Architecture Architecture

Event-Driven Microservices with Kafka and Temporal

RyanLead Architect

Synchronous Coupling Kills Uptime

In a standard synchronous microservice architecture, Service A calls Service B. If Service B is down, Service A fails. This cascading failure is the bane of enterprise systems.

The Event-Driven Solution

We utilize Apache Kafka to decouple services. Instead of calling an API, Service A emits an event (OrderCreated). Service B listens for that event and processes it when it has capacity.

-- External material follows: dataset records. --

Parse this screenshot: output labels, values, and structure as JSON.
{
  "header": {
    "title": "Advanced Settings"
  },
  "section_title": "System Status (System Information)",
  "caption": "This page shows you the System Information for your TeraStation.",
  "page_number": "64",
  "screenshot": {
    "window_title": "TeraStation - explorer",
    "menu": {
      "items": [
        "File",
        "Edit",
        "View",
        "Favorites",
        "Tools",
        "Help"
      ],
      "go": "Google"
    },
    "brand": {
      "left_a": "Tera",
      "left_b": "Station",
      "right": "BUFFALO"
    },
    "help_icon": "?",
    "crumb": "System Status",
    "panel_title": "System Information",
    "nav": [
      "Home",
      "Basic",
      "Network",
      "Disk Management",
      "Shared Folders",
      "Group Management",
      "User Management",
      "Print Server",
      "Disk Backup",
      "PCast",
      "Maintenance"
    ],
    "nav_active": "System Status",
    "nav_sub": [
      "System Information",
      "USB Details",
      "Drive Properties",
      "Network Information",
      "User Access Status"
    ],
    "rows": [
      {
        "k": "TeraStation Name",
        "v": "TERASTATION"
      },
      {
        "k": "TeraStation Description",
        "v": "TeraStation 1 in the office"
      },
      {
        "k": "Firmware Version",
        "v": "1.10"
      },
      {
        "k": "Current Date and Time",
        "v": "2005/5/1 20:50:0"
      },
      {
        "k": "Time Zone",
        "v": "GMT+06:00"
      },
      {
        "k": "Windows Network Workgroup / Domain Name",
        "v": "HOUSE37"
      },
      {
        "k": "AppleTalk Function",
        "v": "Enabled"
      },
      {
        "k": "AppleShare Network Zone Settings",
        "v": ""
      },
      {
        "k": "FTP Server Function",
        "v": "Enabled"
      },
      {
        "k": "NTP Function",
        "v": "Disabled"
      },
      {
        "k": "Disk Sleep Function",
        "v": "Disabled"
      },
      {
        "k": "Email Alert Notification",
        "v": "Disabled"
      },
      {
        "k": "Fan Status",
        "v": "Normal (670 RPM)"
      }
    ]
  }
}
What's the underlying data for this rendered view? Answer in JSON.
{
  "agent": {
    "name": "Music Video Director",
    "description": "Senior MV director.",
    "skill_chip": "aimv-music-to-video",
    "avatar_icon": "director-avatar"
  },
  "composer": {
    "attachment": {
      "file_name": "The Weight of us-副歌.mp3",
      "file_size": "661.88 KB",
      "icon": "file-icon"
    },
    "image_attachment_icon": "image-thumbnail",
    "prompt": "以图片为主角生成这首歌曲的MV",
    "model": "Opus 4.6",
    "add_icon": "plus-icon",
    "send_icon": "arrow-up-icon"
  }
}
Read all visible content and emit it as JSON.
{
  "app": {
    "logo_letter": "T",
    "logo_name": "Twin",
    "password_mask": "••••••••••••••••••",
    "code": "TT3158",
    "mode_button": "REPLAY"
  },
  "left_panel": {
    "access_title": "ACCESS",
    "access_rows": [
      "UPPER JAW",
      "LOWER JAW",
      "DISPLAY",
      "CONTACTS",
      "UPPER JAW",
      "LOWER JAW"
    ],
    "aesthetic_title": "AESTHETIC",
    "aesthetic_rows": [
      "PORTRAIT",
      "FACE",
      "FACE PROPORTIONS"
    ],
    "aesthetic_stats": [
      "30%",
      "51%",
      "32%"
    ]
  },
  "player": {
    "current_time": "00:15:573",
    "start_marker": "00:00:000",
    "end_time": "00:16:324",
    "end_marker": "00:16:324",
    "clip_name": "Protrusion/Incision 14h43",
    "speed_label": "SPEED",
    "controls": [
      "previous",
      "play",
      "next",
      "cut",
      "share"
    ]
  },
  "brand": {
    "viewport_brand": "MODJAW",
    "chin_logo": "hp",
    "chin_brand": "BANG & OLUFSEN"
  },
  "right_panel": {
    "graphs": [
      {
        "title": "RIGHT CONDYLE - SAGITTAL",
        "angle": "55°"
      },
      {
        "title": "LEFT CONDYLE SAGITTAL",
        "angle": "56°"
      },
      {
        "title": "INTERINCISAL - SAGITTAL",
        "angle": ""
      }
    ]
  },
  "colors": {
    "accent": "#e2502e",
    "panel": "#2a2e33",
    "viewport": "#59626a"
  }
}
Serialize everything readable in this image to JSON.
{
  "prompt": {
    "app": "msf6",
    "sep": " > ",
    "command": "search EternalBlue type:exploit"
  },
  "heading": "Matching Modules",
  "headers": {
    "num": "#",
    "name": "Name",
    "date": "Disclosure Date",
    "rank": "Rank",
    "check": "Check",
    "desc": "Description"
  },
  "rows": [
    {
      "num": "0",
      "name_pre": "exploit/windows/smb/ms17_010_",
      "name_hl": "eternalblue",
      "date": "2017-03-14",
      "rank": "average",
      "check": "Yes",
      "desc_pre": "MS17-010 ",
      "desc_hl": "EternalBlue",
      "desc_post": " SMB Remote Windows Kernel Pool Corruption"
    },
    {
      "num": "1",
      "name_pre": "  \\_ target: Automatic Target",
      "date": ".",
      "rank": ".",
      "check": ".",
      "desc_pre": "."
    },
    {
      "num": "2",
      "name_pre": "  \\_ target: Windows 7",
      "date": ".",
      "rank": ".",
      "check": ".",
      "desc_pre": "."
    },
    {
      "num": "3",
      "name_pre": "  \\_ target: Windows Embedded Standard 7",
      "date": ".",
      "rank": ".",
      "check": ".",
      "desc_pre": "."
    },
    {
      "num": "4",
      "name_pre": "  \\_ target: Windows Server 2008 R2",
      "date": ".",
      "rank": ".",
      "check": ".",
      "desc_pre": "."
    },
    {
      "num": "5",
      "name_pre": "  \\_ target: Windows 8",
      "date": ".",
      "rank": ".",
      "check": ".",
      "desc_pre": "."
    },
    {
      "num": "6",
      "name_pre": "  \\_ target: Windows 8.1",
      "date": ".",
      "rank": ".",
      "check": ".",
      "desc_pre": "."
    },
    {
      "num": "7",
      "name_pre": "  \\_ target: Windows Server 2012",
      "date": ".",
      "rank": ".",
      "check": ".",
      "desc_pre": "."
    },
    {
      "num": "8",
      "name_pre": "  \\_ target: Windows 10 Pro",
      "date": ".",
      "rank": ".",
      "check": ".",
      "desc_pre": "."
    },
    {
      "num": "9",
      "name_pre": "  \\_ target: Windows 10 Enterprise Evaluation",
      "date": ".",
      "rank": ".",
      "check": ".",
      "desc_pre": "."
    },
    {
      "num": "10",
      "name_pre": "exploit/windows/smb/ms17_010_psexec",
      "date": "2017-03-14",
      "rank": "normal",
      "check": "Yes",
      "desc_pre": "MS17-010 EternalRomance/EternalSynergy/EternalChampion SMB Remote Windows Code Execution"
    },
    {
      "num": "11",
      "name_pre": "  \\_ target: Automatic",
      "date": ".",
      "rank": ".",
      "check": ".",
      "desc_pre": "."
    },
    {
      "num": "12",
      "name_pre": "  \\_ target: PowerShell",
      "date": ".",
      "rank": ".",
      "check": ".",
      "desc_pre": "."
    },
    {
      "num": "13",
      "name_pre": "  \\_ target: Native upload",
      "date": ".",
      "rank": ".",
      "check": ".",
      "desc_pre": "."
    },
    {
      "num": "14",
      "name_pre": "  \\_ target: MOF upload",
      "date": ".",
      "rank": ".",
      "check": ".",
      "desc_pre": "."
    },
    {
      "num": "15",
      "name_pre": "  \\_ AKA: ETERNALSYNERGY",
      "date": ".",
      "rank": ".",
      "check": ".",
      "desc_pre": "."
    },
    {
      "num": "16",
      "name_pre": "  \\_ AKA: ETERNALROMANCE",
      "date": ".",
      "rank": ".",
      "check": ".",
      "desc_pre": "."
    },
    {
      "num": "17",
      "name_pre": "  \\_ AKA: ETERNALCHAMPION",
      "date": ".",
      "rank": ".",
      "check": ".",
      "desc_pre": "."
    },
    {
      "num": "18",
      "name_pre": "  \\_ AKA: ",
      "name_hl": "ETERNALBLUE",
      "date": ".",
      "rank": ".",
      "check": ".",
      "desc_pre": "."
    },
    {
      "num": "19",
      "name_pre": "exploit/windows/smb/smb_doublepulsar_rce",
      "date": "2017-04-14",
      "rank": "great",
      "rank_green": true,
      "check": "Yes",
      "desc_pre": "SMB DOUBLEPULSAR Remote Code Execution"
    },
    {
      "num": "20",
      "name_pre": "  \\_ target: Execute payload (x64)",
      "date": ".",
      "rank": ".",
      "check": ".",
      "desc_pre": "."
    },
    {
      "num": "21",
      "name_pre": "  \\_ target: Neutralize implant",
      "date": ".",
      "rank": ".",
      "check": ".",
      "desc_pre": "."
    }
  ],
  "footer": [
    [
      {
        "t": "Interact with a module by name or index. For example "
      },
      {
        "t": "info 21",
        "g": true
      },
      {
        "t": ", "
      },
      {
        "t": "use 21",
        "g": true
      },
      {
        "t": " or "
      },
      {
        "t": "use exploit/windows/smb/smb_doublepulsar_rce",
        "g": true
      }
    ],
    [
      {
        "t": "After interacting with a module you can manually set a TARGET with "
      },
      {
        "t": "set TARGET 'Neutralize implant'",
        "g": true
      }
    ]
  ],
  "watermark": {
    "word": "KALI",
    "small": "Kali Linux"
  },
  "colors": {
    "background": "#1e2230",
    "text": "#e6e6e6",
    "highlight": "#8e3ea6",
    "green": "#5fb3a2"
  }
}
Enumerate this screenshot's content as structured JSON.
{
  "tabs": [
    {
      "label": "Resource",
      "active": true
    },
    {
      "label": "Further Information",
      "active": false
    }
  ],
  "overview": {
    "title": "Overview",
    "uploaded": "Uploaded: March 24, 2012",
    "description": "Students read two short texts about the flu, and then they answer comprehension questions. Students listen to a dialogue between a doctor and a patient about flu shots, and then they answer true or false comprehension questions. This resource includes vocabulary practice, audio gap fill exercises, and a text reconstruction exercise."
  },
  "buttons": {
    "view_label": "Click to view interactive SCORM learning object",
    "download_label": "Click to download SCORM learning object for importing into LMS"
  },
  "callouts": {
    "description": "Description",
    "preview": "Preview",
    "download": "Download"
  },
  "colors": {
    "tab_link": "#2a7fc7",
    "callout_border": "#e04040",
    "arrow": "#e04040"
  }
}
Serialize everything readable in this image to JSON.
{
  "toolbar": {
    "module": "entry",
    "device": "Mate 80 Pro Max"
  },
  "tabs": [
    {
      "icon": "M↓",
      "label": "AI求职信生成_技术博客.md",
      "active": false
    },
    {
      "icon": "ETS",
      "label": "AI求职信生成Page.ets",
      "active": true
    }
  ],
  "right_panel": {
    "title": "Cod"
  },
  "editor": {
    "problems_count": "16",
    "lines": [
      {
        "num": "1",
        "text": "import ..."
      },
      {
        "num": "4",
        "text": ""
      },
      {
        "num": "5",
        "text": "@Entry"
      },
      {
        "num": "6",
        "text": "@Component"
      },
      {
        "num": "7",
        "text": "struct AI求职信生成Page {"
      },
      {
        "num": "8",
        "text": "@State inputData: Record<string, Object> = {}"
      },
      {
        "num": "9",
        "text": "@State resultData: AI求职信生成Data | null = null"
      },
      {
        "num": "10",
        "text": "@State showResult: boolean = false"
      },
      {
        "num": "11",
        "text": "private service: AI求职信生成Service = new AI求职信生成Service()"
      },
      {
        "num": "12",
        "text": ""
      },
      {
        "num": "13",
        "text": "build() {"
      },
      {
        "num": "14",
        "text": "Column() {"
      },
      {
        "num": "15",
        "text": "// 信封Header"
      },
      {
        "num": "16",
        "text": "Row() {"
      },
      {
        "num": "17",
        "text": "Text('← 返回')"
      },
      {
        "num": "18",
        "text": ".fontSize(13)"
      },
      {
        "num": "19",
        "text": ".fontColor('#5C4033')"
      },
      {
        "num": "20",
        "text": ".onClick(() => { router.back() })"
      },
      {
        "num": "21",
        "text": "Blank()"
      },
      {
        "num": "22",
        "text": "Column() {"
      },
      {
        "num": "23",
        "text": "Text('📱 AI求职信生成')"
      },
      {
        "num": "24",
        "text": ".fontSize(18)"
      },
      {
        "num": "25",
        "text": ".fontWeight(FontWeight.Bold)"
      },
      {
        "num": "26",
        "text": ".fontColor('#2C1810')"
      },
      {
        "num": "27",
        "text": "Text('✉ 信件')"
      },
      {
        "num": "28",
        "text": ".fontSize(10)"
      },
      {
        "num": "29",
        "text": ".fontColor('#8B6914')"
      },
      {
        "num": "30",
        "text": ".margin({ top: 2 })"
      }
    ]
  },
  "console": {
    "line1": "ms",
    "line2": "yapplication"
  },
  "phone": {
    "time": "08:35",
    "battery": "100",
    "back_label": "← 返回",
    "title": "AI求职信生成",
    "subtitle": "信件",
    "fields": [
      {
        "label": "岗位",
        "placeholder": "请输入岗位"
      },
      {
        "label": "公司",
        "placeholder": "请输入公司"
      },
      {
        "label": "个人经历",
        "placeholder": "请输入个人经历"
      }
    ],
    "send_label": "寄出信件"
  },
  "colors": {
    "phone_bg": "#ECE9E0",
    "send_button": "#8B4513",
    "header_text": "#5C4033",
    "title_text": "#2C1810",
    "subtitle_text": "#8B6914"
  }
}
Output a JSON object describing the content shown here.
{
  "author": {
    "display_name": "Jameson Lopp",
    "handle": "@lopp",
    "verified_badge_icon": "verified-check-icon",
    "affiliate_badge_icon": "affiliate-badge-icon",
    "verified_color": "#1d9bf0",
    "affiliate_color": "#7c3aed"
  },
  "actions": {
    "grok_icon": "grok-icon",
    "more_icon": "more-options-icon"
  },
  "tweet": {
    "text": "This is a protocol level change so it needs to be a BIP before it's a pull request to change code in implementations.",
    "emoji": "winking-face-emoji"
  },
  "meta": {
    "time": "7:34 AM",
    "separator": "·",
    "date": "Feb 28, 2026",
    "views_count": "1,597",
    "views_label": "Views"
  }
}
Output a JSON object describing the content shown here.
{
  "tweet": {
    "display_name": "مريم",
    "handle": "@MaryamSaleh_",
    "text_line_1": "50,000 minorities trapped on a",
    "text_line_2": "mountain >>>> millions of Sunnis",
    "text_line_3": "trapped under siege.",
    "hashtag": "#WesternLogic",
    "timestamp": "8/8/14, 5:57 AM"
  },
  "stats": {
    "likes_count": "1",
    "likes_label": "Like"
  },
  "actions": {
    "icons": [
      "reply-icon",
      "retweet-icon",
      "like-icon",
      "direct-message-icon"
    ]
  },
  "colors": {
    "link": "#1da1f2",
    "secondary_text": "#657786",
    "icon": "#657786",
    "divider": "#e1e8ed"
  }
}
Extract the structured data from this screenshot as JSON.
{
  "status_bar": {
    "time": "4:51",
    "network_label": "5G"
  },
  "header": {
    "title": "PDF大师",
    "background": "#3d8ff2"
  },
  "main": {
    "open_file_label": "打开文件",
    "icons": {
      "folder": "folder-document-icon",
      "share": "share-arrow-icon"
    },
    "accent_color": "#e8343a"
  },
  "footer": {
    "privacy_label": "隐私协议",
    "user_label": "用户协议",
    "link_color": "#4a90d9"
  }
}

Handling Complex Distributed Workflows

Kafka is great for moving data, but terrible for orchestrating multi-step processes (like processing a payment, reserving inventory, and sending an email). For that, we use Temporal.

import { proxyActivities } from '@temporalio/workflow';
import type * as activities from './activities';

const { chargeStripe, reserveInventory, sendEmail } = proxyActivities<typeof activities>({
  startToCloseTimeout: '1 minute',
});

// A durable workflow. If the server crashes during this, 
// Temporal resumes exactly where it left off.
export async function processOrder(orderId: string) {
  await reserveInventory(orderId);
  await chargeStripe(orderId);
  await sendEmail(orderId);
}

This combination of Kafka for throughput and Temporal for reliability allows us to build systems that literally cannot fail silently.